Die Ermittler müssen nun klären, ob die Täter ihr wehrloses Opfer vorsätzlich in Brand stecken wollten oder ob sie mögliche Brandverletzungen nur billigend in Kauf nahmen. Derzeit wirft die Staatsanwaltschaft ihnen versuchte gefährliche Körperverletzung vor. Bevor man die Tatverdächtigen vor Gericht stellen kann, müssen sie aber erst noch gefasst werden. Die Polizei hofft dabei auf die Hilfe von Zeugen und beschreibt die beiden Männer wie folgt: 18 bis 20 Jahre alt, 1,70 bis 1,80 Meter groß, arabisch-nordafrikanisches Aussehen, schlanke Figur, der eine mit extrem kurz rasiertem Haar und einer schwarzen Kappe, der andere mit einem Kinn- oder Backenbart, blauer Steppjacke und Kapuze. Hinweise an: 089/ 2 91 00.

Der Brandanschlag erinnert auf tragische Weise an einen ähnlichen Vorfall in Berlin vor knapp einem Jahr. In der Weihnachtsnacht zündete ein 21-Jähriger auf dem Berliner U-Bahnhof Schönleinstraße die Kopfunterlage eines schlafenden Obdachlosen an. Danach lief er in Begleitung von sechs Freunden davon. Videokameras filmten die Tat, die Bilder der feixenden Jugendlichen lösten bundesweit Entsetzen aus.
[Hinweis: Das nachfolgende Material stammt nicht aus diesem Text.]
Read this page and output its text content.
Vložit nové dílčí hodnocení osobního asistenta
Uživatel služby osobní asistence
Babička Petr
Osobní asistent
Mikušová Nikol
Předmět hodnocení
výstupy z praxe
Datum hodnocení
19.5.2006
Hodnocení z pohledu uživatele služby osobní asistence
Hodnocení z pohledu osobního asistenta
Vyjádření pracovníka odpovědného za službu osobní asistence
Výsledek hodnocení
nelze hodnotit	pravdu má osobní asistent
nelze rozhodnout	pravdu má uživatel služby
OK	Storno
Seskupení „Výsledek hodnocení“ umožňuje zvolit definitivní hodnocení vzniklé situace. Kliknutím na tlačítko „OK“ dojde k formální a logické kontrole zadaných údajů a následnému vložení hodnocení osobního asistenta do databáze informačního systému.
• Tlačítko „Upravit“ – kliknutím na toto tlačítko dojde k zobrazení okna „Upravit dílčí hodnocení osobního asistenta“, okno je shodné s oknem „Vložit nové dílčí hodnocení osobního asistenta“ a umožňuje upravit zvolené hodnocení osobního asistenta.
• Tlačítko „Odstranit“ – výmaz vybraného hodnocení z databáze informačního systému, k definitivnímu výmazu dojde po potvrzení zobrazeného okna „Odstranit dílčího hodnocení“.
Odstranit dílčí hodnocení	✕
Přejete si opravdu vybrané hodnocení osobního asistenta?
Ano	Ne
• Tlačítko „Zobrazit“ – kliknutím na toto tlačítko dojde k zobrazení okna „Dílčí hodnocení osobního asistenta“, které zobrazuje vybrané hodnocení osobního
Auch in diesem Fall wurde der Obdachlose nicht verletzt, Zeugen löschten die Flammen gerade noch rechtzeitig. Ein halbes Jahr später wurden sieben Flüchtlinge aus Syrien und Libyen angeklagt. Zunächst lautete der Vorwurf auf versuchten Mord, doch das Gericht stufte die Tat auf versuchte gefährliche Körperverletzung herab. Der 21-jährige Haupttäter wurde schließlich zu einer Haftstrafe von zwei Jahren und neun Monaten verurteilt.